Winter is well under way and darkness arrives earlier and earlier. By the time I leave the library and revision hell, the sky is already inky black and the streetlights are on. Rather than shut myself indoors to avoid the spitting rain and bracing winds, I cross the Seine. The surface is choppy, with flecks of foam and undulating currents giving the usually slow river a very different feel, one of life. As the rain reaches its heaviest, I force my way through the entrance of the Maison Rouge, into a lifeless clinical postmodern art gallery. I am here to see "Mémoires du Futur", a cabinet of curiosity curated by Thomas Olbricht, drawn once again by my fascination with alternate perceptions of nature. 

Walking around the galleries I could not help but be disappointed, for here was another stale gallery filled with gaudy plastic bling and in-trend ubiquitous skulls.

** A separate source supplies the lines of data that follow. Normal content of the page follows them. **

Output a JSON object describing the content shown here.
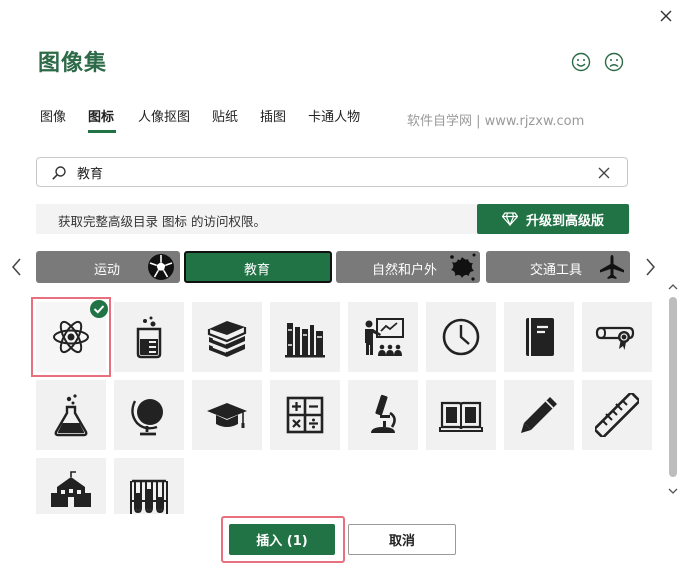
{
  "dialog": {
    "title": "图像集"
  },
  "tabs": [
    {
      "label": "图像",
      "active": false
    },
    {
      "label": "图标",
      "active": true
    },
    {
      "label": "人像抠图",
      "active": false
    },
    {
      "label": "贴纸",
      "active": false
    },
    {
      "label": "插图",
      "active": false
    },
    {
      "label": "卡通人物",
      "active": false
    }
  ],
  "watermark": "软件自学网 | www.rjzxw.com",
  "search": {
    "value": "教育"
  },
  "banner": {
    "text": "获取完整高级目录 图标 的访问权限。",
    "upgrade_label": "升级到高级版"
  },
  "categories": [
    {
      "label": "运动",
      "icon": "soccer-ball-icon"
    },
    {
      "label": "教育",
      "icon": "",
      "active": true
    },
    {
      "label": "自然和户外",
      "icon": "splash-icon"
    },
    {
      "label": "交通工具",
      "icon": "airplane-icon"
    }
  ],
  "icons": [
    {
      "name": "atom-icon",
      "selected": true
    },
    {
      "name": "beaker-icon"
    },
    {
      "name": "books-stack-icon"
    },
    {
      "name": "bookshelf-icon"
    },
    {
      "name": "teacher-classroom-icon"
    },
    {
      "name": "clock-icon"
    },
    {
      "name": "notebook-icon"
    },
    {
      "name": "diploma-icon"
    },
    {
      "name": "flask-icon"
    },
    {
      "name": "globe-icon"
    },
    {
      "name": "graduation-cap-icon"
    },
    {
      "name": "calculator-icon"
    },
    {
      "name": "microscope-icon"
    },
    {
      "name": "open-book-icon"
    },
    {
      "name": "pencil-icon"
    },
    {
      "name": "ruler-icon"
    },
    {
      "name": "school-icon"
    },
    {
      "name": "test-tubes-icon"
    }
  ],
  "footer": {
    "insert_label": "插入 (1)",
    "cancel_label": "取消"
  },
  "colors": {
    "accent": "#217346",
    "title": "#2d6a48",
    "selection": "#e8707e",
    "category": "#7a7a7a"
  }
}
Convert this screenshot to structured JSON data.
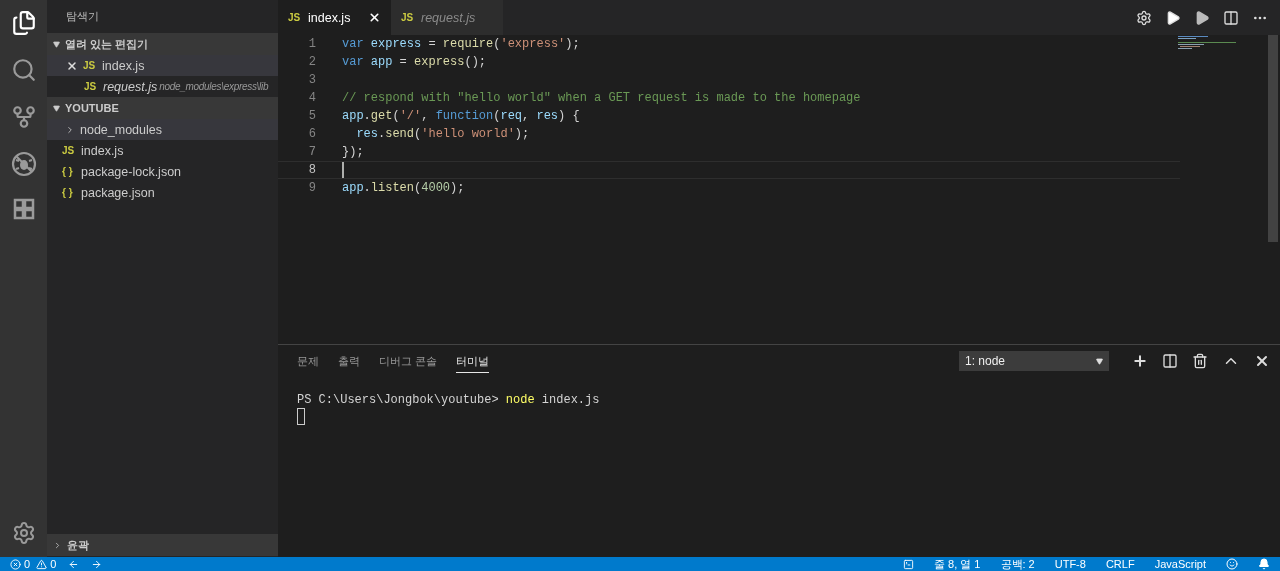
{
  "sidebar": {
    "title": "탐색기",
    "sections": [
      {
        "title": "열려 있는 편집기",
        "expanded": true,
        "items": [
          {
            "kind": "open-editor",
            "badge": "JS",
            "name": "index.js",
            "selected": true,
            "preview": false,
            "closable": true
          },
          {
            "kind": "open-editor",
            "badge": "JS",
            "name": "request.js",
            "description": "node_modules\\express\\lib",
            "selected": false,
            "preview": true,
            "closable": false
          }
        ]
      },
      {
        "title": "YOUTUBE",
        "expanded": true,
        "items": [
          {
            "kind": "folder",
            "name": "node_modules",
            "expanded": false,
            "selected": true
          },
          {
            "kind": "file",
            "badge": "JS",
            "name": "index.js",
            "selected": false
          },
          {
            "kind": "file",
            "badge": "{ }",
            "name": "package-lock.json",
            "selected": false
          },
          {
            "kind": "file",
            "badge": "{ }",
            "name": "package.json",
            "selected": false
          }
        ]
      }
    ],
    "outline": {
      "title": "윤곽",
      "expanded": false
    }
  },
  "tabs": [
    {
      "badge": "JS",
      "name": "index.js",
      "selected": true,
      "preview": false
    },
    {
      "badge": "JS",
      "name": "request.js",
      "selected": false,
      "preview": true
    }
  ],
  "code": [
    {
      "number": "1",
      "current": false,
      "tokens": [
        {
          "kind": "keyword",
          "text": "var "
        },
        {
          "kind": "variable",
          "text": "express"
        },
        {
          "kind": "plain",
          "text": " = "
        },
        {
          "kind": "function",
          "text": "require"
        },
        {
          "kind": "plain",
          "text": "("
        },
        {
          "kind": "string",
          "text": "'express'"
        },
        {
          "kind": "plain",
          "text": ");"
        }
      ]
    },
    {
      "number": "2",
      "current": false,
      "tokens": [
        {
          "kind": "keyword",
          "text": "var "
        },
        {
          "kind": "variable",
          "text": "app"
        },
        {
          "kind": "plain",
          "text": " = "
        },
        {
          "kind": "function",
          "text": "express"
        },
        {
          "kind": "plain",
          "text": "();"
        }
      ]
    },
    {
      "number": "3",
      "current": false
    },
    {
      "number": "4",
      "current": false,
      "tokens": [
        {
          "kind": "comment",
          "text": "// respond with \"hello world\" when a GET request is made to the homepage"
        }
      ]
    },
    {
      "number": "5",
      "current": false,
      "tokens": [
        {
          "kind": "variable",
          "text": "app"
        },
        {
          "kind": "plain",
          "text": "."
        },
        {
          "kind": "function",
          "text": "get"
        },
        {
          "kind": "plain",
          "text": "("
        },
        {
          "kind": "string",
          "text": "'/'"
        },
        {
          "kind": "plain",
          "text": ", "
        },
        {
          "kind": "keyword",
          "text": "function"
        },
        {
          "kind": "plain",
          "text": "("
        },
        {
          "kind": "variable",
          "text": "req"
        },
        {
          "kind": "plain",
          "text": ", "
        },
        {
          "kind": "variable",
          "text": "res"
        },
        {
          "kind": "plain",
          "text": ") {"
        }
      ]
    },
    {
      "number": "6",
      "current": false,
      "tokens": [
        {
          "kind": "variable",
          "text": "  res"
        },
        {
          "kind": "plain",
          "text": "."
        },
        {
          "kind": "function",
          "text": "send"
        },
        {
          "kind": "plain",
          "text": "("
        },
        {
          "kind": "string",
          "text": "'hello world'"
        },
        {
          "kind": "plain",
          "text": ");"
        }
      ]
    },
    {
      "number": "7",
      "current": false,
      "tokens": [
        {
          "kind": "plain",
          "text": "});"
        }
      ]
    },
    {
      "number": "8",
      "current": true
    },
    {
      "number": "9",
      "current": false,
      "tokens": [
        {
          "kind": "variable",
          "text": "app"
        },
        {
          "kind": "plain",
          "text": "."
        },
        {
          "kind": "function",
          "text": "listen"
        },
        {
          "kind": "plain",
          "text": "("
        },
        {
          "kind": "number",
          "text": "4000"
        },
        {
          "kind": "plain",
          "text": ");"
        }
      ]
    }
  ],
  "panel": {
    "tabs": [
      {
        "label": "문제",
        "selected": false
      },
      {
        "label": "출력",
        "selected": false
      },
      {
        "label": "디버그 콘솔",
        "selected": false
      },
      {
        "label": "터미널",
        "selected": true
      }
    ],
    "terminal_select": "1: node",
    "terminal": [
      {
        "tokens": [
          {
            "kind": "plain",
            "text": "PS C:\\Users\\Jongbok\\youtube> "
          },
          {
            "kind": "command",
            "text": "node"
          },
          {
            "kind": "plain",
            "text": " index.js"
          }
        ]
      }
    ]
  },
  "status_bar": {
    "errors": "0",
    "warnings": "0",
    "position": "줄 8, 열 1",
    "indent": "공백: 2",
    "encoding": "UTF-8",
    "eol": "CRLF",
    "language": "JavaScript"
  }
}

So it was with a surge of joy when I turned a corner to spy a glass and mahogany cabinet of old, but bursting with life. Behind the glass, inanimate feathers arranged in a serpentine swirl of movement formed an endless knot. Relics of a once living creature, given a new lease in an otherworldly formation, the characteristic work of Kate MccGwire.

Lure 2011, Vex 2008, Gag 2009
For a long time, I have wanted to see this artist’s work. From her studio on the banks of another tumultuous river, MccGwire creates these flights of fancy, inspired by the surrounding forces of nature and their inherent “seething undercurrent”. Collecting feathers from disused warehouses, or from racing pigeon clubs, she breathes new life and creates motion, by arranging these in organic bodily forms devoid of a true reflection. Nature is represented here not in a controlled still, as in a painting or photo, but as a force of motion, a dynamic process and ultimately as an unknown.